THE Global Justice Movement Website

THE Global Justice Movement Website
This is the "Global Justice Movement" (dot org) we refer to in the title of this blog.

Thursday, October 3, 2019

Repo Men?


In 1984 a film came out that has achieved “cult status” and is still considered one of the best films released that year: Repo Man.  The film stars Harry Dean Stanton and Emilio Estevez, and the executive producer was Michael Nesmeth, as in, “Hey, Hey, We’re the Monkeys” Nesmeth.  It’s about a couple of guys trying to repossess an automobile that seems to be connected with extraterrestrials.

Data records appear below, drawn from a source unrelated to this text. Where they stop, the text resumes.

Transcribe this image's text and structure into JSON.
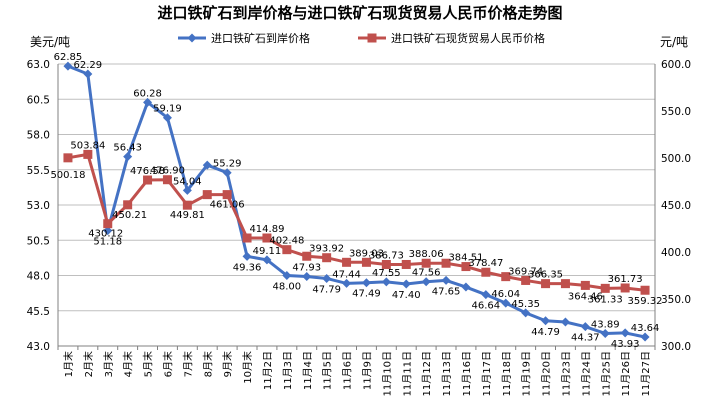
{
  "chart_data": {
    "type": "line",
    "title": "进口铁矿石到岸价格与进口铁矿石现货贸易人民币价格走势图",
    "y_left_unit": "美元/吨",
    "y_right_unit": "元/吨",
    "legend_position": "top",
    "grid": true,
    "y_left": {
      "min": 43.0,
      "max": 63.0,
      "ticks": [
        "43.0",
        "45.5",
        "48.0",
        "50.5",
        "53.0",
        "55.5",
        "58.0",
        "60.5",
        "63.0"
      ]
    },
    "y_right": {
      "min": 300.0,
      "max": 600.0,
      "ticks": [
        "300.0",
        "350.0",
        "400.0",
        "450.0",
        "500.0",
        "550.0",
        "600.0"
      ]
    },
    "categories": [
      "1月末",
      "2月末",
      "3月末",
      "4月末",
      "5月末",
      "6月末",
      "7月末",
      "8月末",
      "9月末",
      "10月末",
      "11月2日",
      "11月3日",
      "11月4日",
      "11月5日",
      "11月6日",
      "11月9日",
      "11月10日",
      "11月11日",
      "11月12日",
      "11月13日",
      "11月16日",
      "11月17日",
      "11月18日",
      "11月19日",
      "11月20日",
      "11月23日",
      "11月24日",
      "11月25日",
      "11月26日",
      "11月27日"
    ],
    "series": [
      {
        "name": "进口铁矿石到岸价格",
        "axis": "left",
        "color": "#4472C4",
        "marker": "diamond",
        "values": [
          62.85,
          62.29,
          51.18,
          56.43,
          60.28,
          59.19,
          54.04,
          55.83,
          55.29,
          49.36,
          49.11,
          48.0,
          47.93,
          47.79,
          47.44,
          47.49,
          47.55,
          47.4,
          47.56,
          47.65,
          47.18,
          46.64,
          46.04,
          45.35,
          44.79,
          44.7,
          44.37,
          43.89,
          43.93,
          43.64
        ],
        "labels": [
          "62.85",
          "62.29",
          "51.18",
          "56.43",
          "60.28",
          "59.19",
          "54.04",
          "",
          "55.29",
          "49.36",
          "49.11",
          "48.00",
          "47.93",
          "47.79",
          "47.44",
          "47.49",
          "47.55",
          "47.40",
          "47.56",
          "47.65",
          "",
          "46.64",
          "46.04",
          "45.35",
          "44.79",
          "",
          "44.37",
          "43.89",
          "43.93",
          "43.64"
        ]
      },
      {
        "name": "进口铁矿石现货贸易人民币价格",
        "axis": "right",
        "color": "#C0504D",
        "marker": "square",
        "values": [
          500.18,
          503.84,
          430.12,
          450.21,
          476.58,
          476.9,
          449.81,
          461.06,
          461.06,
          414.89,
          414.89,
          402.48,
          395.5,
          393.92,
          389.03,
          389.03,
          386.73,
          386.73,
          388.06,
          388.06,
          384.51,
          378.47,
          373.8,
          369.74,
          366.35,
          366.35,
          364.46,
          361.33,
          361.73,
          359.32
        ],
        "labels": [
          "500.18",
          "503.84",
          "430.12",
          "450.21",
          "476.58",
          "476.90",
          "449.81",
          "",
          "461.06",
          "",
          "414.89",
          "402.48",
          "",
          "393.92",
          "",
          "389.03",
          "386.73",
          "",
          "388.06",
          "",
          "384.51",
          "378.47",
          "",
          "369.74",
          "366.35",
          "",
          "364.46",
          "361.33",
          "361.73",
          "359.32"
        ]
      }
    ]
  }
}
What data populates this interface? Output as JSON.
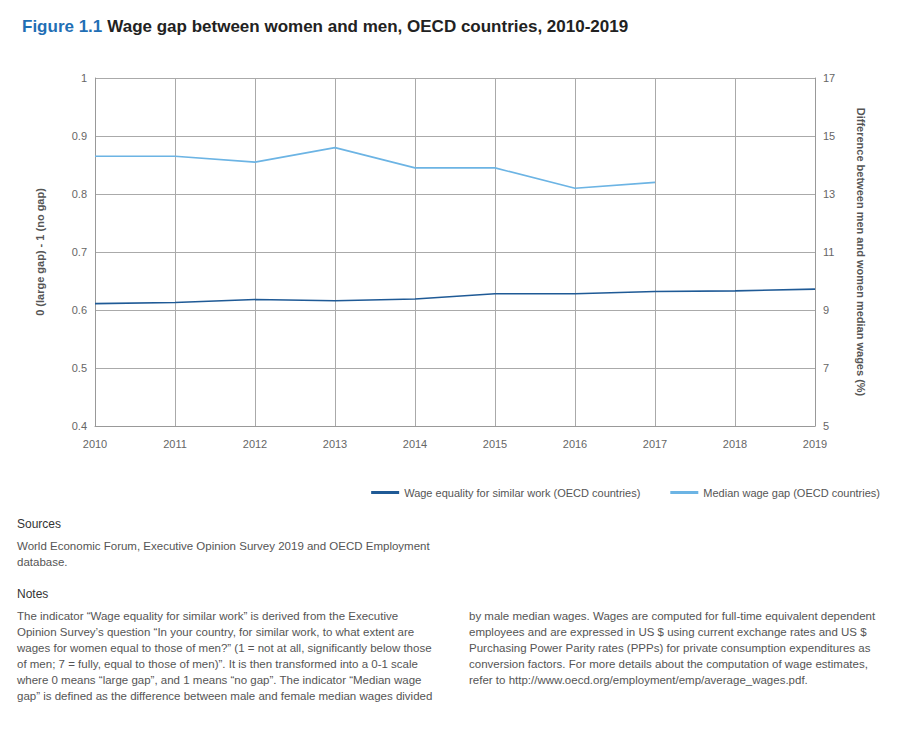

Who says cars don't kill people?
That’s not what we’re going to look at today.  Instead, we’re going to offer a brief commentary on an article that appeared in yesterday’s Wall Street Journal . . . that at first glance we thought had something to do with repossessing automobiles and immediately called the film to mind.
Today’s topic, therefore, is a response to the article “To Make Banks Stable, End, Don’t Mend, the Repo Market” by Amar Bhidé of Tufts University.  What is involved in this case is not necessarily or even usually automobiles, but collateral used to secure a loan.
“Repo” is short for “repurchase agreement.”  A repurchase agreement is a transaction used to finance ownership of bonds and other debt securities.  Typically, a dealer will finance the purchase of a bond by borrowing money overnight and posting the bond itself as collateral.  Banks also use repurchase agreements to raise quick cash or to invest excess cash for a very short time, e.g., twelve hours.
Obviously, things can get a little crazy.  The idea is not to have one cent of idle cash lying around.  Naturally, if the interest rate charged on an overnight loan is less than the interest rate of the bond being purchased and then used as its own collateral, the repo market can be a very happy hunting ground for speculators.  They can purchase a bond that yields 3% on credit, and pay for it with a loan at 2.99% secured with the 3% bond.  (We deliberately used such a miniscule difference in the interest rates to show how even tiny differences can make speculators rich at almost no risk.)  If the bond is sold as soon as the loan to purchase it comes due in twelve hours, the speculator pockets 0.00001389% profit on the deal.
Not much of one, though. . . .
That does not sound like a very big profit . . . but remember, we’re not talking measly little bonds of $100,000 or so.  We’re talking millions, billions, and sometimes trillions.  A repo for a $1 million bond for twelve hours — and in today’s markets, $1 million is peanuts — would yield 13.89¢ (using the Julian year).  Not much, but multiply that times 100, and it turns into $13.89.
Still not enough to tempt any gambler; the effort isn’t worth all the trouble, although it could be very attractive to a bank that needs a sudden infusion of cash and doesn’t want to go to the Federal Reserve.  Instead of paying interest to the central bank, the commercial bank can break even or pay much less than the Federal Reserve would charge.
Let’s change the difference in interest from 0.01% (which is ludicrous, anyway), to a full 1% . . . and remember that the interest rate arbitrage on repos last month went as high as 8% in a “seismic” spike in repo interest rates.  Sticking with the 1% difference, a speculator would make $1,388.89 on a twelve-hour $100 million deal.  That’s $2,777.78 each day — the market is global, so “overnight” is available 24 hours a day, seven days a week, but we’re being conservative.  That’s $1,013,889.70 per annum, all without putting up a cent of your own money.  You don’t even need an office.  Just a telephone or a computer.
The problem, of course, is that the whole repo market relies on there being a good supply of “safe” government debt to deal in as collateral, and that means a sound private sector economy to support poor fiscal management on the part of government . . . which cannot be sustained unless the government stops going into debt!
Under Just Third Way reforms, all new money would be backed by private sector loans to finance new capital or secured by existing inventories of marketable goods, NOT government debt backed by future taxes that might never be collected.  Government debt would be paid down, eliminating not merely government bonds as the backing of the money supply, but the entire repo market.  Instead of pledging government bonds as collateral, businesses would use insurance policies that paid off in the event of default (and there are ways to secure against defaulting on loans just to get the insurance).